Perdue dans sa rêverie, Phonsine n’avait pas entendu des pas sur les marches du perron. Venant apportait le bois dans le bûcher. Depuis son arrivée, du bois fin et des éclats pour les feux vifs, du bois de marée pour les feux de durée, il y en avait toujours. Il veillait à emplir franchement la boîte à bois, sans les détours d’Amable qui réussissait, en y jetant une couple de brassées pêle-mêle, à la faire paraître comble.

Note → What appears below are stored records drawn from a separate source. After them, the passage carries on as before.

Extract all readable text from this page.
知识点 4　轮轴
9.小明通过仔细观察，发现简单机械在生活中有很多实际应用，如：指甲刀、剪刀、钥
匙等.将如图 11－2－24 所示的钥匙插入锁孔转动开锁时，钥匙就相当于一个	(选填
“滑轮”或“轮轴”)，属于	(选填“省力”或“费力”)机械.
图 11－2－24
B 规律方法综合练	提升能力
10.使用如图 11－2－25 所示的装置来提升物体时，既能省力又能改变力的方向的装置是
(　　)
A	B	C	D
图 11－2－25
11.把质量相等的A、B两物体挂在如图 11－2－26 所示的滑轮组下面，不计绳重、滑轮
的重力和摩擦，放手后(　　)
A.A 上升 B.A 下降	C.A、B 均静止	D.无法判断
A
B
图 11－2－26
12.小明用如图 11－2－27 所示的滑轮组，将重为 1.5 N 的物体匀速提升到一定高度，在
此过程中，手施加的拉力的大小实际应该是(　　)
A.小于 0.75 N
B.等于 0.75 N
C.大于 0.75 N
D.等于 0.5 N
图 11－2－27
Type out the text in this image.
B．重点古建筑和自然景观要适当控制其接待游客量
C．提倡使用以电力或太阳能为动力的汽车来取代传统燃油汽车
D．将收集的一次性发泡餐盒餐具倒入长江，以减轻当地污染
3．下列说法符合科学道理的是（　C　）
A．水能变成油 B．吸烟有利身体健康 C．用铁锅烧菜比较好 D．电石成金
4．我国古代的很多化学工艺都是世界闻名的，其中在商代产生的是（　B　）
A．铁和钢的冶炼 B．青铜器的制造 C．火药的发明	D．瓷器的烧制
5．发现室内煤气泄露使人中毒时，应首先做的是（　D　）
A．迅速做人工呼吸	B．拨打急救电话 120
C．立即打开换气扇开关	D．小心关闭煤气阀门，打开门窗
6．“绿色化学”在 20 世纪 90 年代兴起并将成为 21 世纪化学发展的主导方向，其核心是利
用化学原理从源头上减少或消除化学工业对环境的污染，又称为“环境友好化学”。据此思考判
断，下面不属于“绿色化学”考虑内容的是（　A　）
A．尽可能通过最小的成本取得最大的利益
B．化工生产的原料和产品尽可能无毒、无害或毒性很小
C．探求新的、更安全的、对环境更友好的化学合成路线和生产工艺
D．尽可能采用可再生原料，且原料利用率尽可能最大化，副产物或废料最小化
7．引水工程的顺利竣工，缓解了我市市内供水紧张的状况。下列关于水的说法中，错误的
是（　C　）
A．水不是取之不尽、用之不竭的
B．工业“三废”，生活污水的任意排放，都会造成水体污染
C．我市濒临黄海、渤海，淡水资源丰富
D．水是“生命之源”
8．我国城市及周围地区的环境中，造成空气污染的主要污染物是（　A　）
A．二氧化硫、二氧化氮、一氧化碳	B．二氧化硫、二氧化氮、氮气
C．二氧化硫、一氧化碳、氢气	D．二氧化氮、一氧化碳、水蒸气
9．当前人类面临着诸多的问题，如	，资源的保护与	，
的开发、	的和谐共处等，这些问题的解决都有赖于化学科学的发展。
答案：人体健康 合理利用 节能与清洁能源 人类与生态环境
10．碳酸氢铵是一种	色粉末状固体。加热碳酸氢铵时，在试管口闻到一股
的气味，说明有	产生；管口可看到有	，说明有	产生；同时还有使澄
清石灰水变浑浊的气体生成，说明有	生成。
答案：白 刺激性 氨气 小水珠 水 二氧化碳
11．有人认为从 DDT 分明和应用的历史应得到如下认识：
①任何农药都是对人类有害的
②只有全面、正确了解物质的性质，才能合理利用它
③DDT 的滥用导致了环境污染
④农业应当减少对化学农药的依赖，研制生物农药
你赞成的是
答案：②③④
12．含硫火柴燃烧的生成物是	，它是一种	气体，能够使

Alphonsine n’eut pas le temps de soustraire à sa vue la pointe de velours rouge. Il ne dit pas un mot mais quelques jours plus tard, comme elle allait le gronder d’entrer, les pieds gros de terre, dans la cuisine, il lui tendit une brassée de foin d’odeur, en disant :

— Tenez, la petite mère. Ça fera de la superbe de bonne bourrure pour vos petits ouvrages.

Peu habituée à la prévenance, Alphonsine s’en étonna d’autant plus. Inconsciemment elle s’en trouva flattée. Parlait-il donc au diable, l’étranger, pour deviner ainsi ce qui se passait jusque dans l’esprit des gens ? Elle l’aurait cru aisément si, un jour, elle n’avait vu tomber du mackinaw du Survenant une petite croix noire à laquelle un christ d’étain, usé aux entournures, ne pendait plus que par une main.